A central component of the HIPAA Privacy Rule is the right of access provision. Under this provision, providers must allow patients to inspect, access, and copy their medical records. The 21st Century Cures Act also has the goal of promoting patient (and provider) access to ePHI. The 21st Century Cures Act and the HIPAA Privacy Rule also both regulate disclosure of PHI. The HIPAA Privacy Rule is designed to prevent unauthorized access to PHI. The 21st Century Cures Act actively requires disclosure of PHI. These two disclosure goals may seem contradictory, but are not. The 21st Century Cures Act’s information blocking provision does prohibit conduct that is “likely to interfere with, prevent, or materially discourage access, exchange, or use of electronic health information.” However, the 21st Century Cures Act does not permit disclosure of information that the Privacy Rule prohibits disclosure of. 

For example, the Privacy Rule prohibits covered entities from using or disclosing genetic information for insurance underwriting purposes. The Information Blocking rule does not remove this prohibition. If a disclosure is prohibited by the Privacy Rule, or if authorization is required by the Privacy Rule, the Cures Act does not “override” this prohibition. Providers must comply with both laws. By definition, complying with the HIPAA use, authorization, and right of access requirements, is NOT information blocking.
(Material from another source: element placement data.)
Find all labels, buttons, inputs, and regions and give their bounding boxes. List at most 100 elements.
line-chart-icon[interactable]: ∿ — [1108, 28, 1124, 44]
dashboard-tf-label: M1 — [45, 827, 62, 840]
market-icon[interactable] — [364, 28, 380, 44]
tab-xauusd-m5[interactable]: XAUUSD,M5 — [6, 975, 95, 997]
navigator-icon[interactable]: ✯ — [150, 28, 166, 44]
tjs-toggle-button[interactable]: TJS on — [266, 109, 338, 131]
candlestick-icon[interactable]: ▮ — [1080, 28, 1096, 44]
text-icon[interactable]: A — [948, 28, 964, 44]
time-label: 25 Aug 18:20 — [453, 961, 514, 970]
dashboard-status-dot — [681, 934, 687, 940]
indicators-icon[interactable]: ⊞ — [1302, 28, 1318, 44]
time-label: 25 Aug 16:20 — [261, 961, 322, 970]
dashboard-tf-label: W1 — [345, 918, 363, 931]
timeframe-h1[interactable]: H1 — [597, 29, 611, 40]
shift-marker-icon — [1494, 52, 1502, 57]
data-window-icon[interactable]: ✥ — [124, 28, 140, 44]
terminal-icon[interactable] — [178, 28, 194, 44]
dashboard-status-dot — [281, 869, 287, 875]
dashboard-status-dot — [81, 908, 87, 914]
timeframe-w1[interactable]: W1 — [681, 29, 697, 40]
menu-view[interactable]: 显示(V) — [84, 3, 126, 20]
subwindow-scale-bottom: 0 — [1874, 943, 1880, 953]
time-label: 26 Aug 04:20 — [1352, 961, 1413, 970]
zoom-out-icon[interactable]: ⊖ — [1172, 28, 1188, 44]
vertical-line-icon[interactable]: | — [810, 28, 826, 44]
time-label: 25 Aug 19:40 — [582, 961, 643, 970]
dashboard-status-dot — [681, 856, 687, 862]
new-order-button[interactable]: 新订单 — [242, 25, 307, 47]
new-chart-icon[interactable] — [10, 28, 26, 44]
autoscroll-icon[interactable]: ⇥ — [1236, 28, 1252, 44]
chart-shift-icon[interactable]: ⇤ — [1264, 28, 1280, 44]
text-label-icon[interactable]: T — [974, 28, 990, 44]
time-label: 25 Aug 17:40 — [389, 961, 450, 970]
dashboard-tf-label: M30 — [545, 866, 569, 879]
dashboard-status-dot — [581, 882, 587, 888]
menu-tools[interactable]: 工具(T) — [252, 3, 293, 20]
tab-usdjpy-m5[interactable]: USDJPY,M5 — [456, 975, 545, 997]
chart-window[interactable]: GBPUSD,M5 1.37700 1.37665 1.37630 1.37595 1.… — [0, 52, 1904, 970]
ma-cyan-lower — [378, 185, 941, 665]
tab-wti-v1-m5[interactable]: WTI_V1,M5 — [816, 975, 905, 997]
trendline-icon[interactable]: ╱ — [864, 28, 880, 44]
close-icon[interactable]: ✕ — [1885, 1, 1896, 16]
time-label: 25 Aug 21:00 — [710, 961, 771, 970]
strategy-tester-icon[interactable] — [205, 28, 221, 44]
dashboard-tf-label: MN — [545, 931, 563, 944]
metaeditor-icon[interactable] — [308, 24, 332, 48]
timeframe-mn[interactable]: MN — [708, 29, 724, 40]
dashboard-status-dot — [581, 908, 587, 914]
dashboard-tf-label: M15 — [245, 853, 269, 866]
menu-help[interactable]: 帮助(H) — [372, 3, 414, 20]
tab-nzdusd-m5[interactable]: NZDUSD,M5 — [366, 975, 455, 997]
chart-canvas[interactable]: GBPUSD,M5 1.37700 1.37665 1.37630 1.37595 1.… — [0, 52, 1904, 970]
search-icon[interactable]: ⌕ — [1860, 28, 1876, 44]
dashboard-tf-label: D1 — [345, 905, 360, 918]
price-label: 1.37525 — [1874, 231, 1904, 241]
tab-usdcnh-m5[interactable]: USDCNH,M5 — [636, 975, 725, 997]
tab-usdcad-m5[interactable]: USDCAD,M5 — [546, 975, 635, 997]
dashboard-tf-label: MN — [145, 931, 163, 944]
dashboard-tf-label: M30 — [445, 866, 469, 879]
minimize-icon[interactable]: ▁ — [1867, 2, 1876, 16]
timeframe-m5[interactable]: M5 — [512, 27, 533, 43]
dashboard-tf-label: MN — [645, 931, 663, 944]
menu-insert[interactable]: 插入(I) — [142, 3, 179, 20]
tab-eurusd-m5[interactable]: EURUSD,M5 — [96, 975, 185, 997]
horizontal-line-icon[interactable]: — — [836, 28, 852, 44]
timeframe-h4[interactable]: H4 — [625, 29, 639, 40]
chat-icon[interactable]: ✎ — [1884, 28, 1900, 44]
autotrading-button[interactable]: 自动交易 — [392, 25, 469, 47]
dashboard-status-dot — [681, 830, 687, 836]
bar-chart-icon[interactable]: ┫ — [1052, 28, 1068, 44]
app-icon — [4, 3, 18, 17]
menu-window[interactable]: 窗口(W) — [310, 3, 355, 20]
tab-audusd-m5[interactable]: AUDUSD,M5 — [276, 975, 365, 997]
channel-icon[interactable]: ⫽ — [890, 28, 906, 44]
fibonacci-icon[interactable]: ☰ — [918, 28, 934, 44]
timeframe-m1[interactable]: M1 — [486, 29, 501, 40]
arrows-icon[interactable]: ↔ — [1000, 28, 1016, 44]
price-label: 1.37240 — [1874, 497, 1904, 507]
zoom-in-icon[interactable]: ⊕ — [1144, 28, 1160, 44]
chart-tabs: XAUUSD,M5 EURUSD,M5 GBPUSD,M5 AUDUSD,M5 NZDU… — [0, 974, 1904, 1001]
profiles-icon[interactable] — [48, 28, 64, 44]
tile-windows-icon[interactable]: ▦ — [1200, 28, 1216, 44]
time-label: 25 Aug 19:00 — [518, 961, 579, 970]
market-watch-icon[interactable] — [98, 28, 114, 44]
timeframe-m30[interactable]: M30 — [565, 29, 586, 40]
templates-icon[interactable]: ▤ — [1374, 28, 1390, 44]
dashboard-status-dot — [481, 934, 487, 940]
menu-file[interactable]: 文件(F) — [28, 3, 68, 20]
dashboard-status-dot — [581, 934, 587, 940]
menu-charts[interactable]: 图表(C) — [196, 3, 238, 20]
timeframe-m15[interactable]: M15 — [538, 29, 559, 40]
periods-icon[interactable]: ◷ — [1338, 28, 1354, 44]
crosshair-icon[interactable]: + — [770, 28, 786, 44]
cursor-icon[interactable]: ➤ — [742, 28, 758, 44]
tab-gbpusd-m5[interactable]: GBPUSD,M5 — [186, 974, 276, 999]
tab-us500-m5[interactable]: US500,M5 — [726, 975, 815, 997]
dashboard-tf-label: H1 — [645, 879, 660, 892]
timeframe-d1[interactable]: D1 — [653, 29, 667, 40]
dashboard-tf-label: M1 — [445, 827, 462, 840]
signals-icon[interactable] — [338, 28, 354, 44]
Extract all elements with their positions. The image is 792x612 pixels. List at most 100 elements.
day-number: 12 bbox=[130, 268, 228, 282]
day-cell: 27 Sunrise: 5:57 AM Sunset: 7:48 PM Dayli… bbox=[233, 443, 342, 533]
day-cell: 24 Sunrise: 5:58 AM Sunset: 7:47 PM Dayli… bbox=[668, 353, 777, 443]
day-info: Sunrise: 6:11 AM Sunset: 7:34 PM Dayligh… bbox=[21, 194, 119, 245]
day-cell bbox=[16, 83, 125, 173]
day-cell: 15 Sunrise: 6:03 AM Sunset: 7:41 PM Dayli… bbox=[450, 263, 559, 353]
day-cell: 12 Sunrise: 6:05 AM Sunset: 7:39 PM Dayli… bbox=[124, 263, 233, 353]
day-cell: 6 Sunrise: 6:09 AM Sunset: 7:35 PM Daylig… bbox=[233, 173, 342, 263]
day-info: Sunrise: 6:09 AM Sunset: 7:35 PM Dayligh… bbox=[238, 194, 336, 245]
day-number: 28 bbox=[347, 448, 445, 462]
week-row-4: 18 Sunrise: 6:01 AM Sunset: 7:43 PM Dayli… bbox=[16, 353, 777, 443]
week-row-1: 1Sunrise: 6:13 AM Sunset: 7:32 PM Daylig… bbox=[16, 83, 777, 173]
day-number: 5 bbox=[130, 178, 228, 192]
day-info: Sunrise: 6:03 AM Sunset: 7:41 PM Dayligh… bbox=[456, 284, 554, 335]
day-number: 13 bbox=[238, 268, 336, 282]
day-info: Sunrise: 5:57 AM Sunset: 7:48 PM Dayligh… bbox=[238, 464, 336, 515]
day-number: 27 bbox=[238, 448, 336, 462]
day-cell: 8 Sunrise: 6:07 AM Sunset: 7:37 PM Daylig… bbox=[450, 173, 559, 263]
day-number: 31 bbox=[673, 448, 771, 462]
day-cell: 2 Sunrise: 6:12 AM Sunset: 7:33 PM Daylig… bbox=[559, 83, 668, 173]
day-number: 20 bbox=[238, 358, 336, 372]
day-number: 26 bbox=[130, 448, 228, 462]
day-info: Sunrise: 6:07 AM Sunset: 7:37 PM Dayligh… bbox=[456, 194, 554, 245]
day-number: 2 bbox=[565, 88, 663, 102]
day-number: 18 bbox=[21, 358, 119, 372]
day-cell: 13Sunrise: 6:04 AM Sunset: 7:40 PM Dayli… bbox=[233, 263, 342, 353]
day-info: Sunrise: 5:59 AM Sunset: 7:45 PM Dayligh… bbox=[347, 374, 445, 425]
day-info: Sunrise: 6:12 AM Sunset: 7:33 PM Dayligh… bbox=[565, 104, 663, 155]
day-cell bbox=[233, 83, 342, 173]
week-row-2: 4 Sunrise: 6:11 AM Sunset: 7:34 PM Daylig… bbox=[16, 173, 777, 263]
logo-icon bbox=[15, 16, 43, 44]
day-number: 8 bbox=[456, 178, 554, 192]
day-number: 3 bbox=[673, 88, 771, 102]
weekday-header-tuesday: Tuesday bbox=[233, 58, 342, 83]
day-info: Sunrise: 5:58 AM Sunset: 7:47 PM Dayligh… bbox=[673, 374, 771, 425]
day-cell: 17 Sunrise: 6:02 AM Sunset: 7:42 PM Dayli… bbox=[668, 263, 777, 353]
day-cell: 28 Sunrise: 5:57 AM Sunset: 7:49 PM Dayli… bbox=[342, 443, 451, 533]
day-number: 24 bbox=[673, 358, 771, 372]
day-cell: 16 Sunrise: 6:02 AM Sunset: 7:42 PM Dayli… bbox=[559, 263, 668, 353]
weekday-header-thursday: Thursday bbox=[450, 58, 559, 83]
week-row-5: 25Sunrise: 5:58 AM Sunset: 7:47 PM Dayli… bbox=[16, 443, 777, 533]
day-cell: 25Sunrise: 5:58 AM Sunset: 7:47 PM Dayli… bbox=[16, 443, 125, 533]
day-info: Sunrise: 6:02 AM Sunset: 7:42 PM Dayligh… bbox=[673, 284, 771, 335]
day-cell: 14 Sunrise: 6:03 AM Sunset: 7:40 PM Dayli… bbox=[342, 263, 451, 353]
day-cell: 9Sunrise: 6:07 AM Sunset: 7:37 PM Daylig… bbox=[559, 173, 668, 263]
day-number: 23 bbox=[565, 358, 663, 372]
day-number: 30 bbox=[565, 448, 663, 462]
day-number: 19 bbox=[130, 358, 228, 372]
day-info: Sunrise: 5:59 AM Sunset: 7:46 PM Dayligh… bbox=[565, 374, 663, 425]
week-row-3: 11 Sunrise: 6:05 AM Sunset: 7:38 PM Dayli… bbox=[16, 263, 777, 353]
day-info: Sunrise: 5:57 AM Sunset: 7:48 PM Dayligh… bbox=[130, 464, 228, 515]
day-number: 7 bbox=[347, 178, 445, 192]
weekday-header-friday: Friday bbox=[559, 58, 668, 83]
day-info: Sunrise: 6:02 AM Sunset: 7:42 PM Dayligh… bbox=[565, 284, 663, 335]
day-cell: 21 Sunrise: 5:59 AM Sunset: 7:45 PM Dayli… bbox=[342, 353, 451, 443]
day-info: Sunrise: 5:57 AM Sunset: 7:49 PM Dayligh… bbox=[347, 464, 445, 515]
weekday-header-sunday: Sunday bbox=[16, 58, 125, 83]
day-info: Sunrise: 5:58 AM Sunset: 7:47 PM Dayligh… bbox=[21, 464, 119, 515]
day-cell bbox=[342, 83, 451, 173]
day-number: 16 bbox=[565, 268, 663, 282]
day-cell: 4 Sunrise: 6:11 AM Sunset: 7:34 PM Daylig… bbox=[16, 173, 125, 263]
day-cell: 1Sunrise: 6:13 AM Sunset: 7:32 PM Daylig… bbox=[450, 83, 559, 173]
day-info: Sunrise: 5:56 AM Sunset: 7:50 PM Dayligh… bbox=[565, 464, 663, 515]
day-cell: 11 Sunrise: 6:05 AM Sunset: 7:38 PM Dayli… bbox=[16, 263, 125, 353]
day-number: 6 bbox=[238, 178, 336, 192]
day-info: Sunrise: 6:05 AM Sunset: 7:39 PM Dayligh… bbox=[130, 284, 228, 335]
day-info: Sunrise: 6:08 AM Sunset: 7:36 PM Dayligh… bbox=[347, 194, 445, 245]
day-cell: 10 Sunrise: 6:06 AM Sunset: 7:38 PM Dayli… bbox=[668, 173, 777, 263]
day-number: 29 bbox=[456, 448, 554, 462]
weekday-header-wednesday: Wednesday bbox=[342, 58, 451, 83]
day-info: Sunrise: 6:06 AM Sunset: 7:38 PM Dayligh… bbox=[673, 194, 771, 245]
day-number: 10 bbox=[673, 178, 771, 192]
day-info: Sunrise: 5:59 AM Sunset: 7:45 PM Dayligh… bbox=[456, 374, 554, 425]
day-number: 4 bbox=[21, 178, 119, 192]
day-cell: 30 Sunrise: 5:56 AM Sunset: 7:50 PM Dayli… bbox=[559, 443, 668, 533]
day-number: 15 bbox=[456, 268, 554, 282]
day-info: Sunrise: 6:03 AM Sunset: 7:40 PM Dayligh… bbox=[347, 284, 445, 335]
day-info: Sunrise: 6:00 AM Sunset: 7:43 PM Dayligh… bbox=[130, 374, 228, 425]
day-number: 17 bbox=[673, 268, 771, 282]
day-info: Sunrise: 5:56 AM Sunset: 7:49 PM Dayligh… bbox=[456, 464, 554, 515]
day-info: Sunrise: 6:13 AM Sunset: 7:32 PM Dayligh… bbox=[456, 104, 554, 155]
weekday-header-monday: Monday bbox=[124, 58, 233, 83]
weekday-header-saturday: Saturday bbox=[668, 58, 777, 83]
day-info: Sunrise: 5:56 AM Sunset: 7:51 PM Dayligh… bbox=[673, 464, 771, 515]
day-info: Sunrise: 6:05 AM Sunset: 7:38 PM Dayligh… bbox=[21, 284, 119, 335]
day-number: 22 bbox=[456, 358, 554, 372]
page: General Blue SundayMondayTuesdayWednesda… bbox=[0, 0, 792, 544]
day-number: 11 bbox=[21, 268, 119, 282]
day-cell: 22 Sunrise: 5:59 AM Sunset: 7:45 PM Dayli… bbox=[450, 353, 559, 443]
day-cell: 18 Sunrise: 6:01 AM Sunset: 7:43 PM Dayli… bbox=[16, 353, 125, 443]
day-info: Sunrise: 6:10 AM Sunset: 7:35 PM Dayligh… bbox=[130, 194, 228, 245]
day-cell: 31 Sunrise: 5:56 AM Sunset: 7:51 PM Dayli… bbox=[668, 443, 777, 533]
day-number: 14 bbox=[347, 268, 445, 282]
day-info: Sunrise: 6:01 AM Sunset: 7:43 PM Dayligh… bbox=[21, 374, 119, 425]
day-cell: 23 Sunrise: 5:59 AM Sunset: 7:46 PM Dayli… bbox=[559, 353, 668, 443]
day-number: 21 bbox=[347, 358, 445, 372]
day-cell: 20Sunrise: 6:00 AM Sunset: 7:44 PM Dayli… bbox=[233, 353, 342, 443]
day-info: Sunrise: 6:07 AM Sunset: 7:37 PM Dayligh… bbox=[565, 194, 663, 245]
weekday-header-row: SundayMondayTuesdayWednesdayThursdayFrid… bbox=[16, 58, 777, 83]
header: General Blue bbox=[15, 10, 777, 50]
It is nonetheless possible, however, that a provider may have existing HIPAA Privacy Rule policies and procedures, or business associate agreements, that incorporate or constitute information blocking. For example, a covered entity may have a business associate agreement with its business associate EHR software vendor that contains the following condition: “In the event of a billing dispute, EHR software vendor may activate a “kill switch” that renders data maintained by the vendor inaccessible to the provider and the patient. The “kill switch” will not be deactivated until the vendor’s bill is paid in full.”  The prohibition against using a “kill switch,” as noted above, is information blocking.

By April 5, 2021, HIPAA covered entities and business associates must complete review of their HIPAA policies and procedures and business associate agreements, and remove from these, any practices or language that constitutes information blocking under the 21st Century Cures Act.

The 21st Century Cures Act and the HIPAA Privacy Rule do not contradict each other. By complying with both, entities fulfill their obligations to allow for access to health information, while ensuring that access is limited to what is permitted under the law.